The business task is to analyze smart device usage data of non-bellabeat devices togain insights into relevant consumer trends as well as to discover how to use these trends to bellabeat marketing strategies.
Reliability: The data is not reliable. The data contains information for only 30 individuals which is not a representative sample of all the fit-bit smart devices users.
Original: The data is not original. It would have been had it been provided by fitbit itself.
Comprehensive: The data is not comprehensive. Some other data,like gender, age etc., would have been useful for an more accurate analysis.
Current: The data is not current.
Cited: The data is cited. It came from Amazon Mechanical Turk.
Keeping all the above points in mind, so the data analysis would not be accurate as the data integrity and credibilty is lacking.
Loading the packages that will be used during the data cleaning and visualization process:
library(tidyverse)
library(lubridate)
library(ggplot2)
library(readr)
library(tidyr)
library(dplyr)
library(skimr)
library(janitor)
library(scales)
Now that the packages have been loaded, next sep is to import the required csv files to R.
daily_activities <- read.csv("C:\\Users\\Dibyajyoti Das\\Desktop\\case study 2\\Fitabase Data 4.12.16-5.12.16\\dailyActivity_merged.csv")
weight <- read.csv("C:\\Users\\Dibyajyoti Das\\Desktop\\case study 2\\Fitabase Data 4.12.16-5.12.16\\weightLogInfo_merged.csv")
sleep <- read.csv("C:\\Users\\Dibyajyoti Das\\Desktop\\case study 2\\Fitabase Data 4.12.16-5.12.16\\sleepDay_merged.csv")
The dataset contains 1.5 months worth of data.

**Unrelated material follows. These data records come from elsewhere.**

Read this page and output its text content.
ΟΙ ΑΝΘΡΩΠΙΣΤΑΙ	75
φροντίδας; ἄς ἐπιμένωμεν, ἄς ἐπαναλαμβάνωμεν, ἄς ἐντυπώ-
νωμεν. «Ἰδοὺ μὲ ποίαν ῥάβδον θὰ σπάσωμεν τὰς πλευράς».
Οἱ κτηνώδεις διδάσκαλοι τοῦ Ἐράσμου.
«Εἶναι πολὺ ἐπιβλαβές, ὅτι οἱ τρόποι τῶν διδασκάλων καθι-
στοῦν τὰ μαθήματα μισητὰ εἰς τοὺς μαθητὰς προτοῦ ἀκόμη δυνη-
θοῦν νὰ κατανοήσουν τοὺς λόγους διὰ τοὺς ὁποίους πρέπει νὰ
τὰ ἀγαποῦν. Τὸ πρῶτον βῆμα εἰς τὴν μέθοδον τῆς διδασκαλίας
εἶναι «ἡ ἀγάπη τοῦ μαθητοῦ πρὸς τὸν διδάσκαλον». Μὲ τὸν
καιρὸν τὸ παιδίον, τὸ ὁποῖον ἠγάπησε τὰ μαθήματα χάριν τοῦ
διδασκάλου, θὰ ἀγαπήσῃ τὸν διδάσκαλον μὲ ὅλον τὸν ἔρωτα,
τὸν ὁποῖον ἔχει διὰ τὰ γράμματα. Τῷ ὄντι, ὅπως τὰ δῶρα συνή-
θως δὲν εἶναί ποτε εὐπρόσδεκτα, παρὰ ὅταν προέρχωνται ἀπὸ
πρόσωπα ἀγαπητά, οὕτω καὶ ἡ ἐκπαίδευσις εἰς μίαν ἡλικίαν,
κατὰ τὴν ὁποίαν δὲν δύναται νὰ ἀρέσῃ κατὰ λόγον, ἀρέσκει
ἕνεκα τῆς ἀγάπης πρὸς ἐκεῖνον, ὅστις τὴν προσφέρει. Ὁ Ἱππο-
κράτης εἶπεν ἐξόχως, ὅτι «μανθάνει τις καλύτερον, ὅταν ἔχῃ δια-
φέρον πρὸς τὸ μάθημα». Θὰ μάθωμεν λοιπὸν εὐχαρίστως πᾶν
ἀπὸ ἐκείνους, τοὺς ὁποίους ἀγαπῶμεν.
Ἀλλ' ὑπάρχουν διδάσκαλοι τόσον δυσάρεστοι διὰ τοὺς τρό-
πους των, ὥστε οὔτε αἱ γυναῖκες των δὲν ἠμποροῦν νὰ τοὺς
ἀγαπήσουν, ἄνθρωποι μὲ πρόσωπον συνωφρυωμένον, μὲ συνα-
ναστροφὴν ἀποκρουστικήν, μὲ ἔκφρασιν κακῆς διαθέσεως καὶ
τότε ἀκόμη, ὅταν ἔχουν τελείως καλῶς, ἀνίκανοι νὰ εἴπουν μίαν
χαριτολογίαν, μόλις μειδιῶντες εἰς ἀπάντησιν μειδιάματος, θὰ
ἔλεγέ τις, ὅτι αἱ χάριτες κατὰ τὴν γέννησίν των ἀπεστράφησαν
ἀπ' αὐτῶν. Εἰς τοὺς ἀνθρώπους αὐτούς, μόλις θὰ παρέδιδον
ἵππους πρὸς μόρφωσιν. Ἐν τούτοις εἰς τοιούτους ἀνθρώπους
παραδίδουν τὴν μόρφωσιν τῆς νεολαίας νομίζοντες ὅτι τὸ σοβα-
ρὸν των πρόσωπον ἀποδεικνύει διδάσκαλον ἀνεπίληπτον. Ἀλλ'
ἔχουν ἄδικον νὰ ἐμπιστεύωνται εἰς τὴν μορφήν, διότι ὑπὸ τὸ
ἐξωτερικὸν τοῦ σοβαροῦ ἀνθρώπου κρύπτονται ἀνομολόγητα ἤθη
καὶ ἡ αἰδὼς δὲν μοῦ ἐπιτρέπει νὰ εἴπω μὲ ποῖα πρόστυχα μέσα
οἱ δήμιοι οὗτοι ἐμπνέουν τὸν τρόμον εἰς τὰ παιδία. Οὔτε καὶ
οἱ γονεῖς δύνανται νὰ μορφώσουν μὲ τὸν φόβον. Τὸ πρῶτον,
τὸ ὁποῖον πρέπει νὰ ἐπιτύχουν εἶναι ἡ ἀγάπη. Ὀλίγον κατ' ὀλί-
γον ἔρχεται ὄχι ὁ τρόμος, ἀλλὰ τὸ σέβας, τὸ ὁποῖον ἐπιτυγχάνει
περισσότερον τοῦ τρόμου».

Also, in some cases, total steps have been recorded to be zero which may be because the user forgot wear their smart device.
The rows which contains 0 total steps has to be removed.
daily_activities1 <- daily_activities %>%
filter(TotalSteps!=0)
Separating date an time into different columns in weight and sleep dataset.
weight1 <- weight %>%
separate(Date, c("Date","Time")," ")
sleep1 <- sleep %>%
separate(SleepDay, c("Date","Time")," ")
To make all the datasets consistent to make merging them easier and clean, next step is to rename the ActivityDate column in daily_activities dataset to “Date”.
colnames(daily_activities1)[2]<-"Date"
Now we have a date column across all the datasets. For analysis, another column is created containing the weekdays.
weight1 <- weight1 %>%
mutate(Weekday = weekdays(as.Date(Date,"%m/%d/%Y")))
sleep1 <- sleep1 %>%
mutate(Weekday = weekdays(as.Date(Date,"%m/%d/%Y")))
daily_activities1 <- daily_activities1 %>%
mutate(Weekday = weekdays(as.Date(Date,"%m/%d/%Y")))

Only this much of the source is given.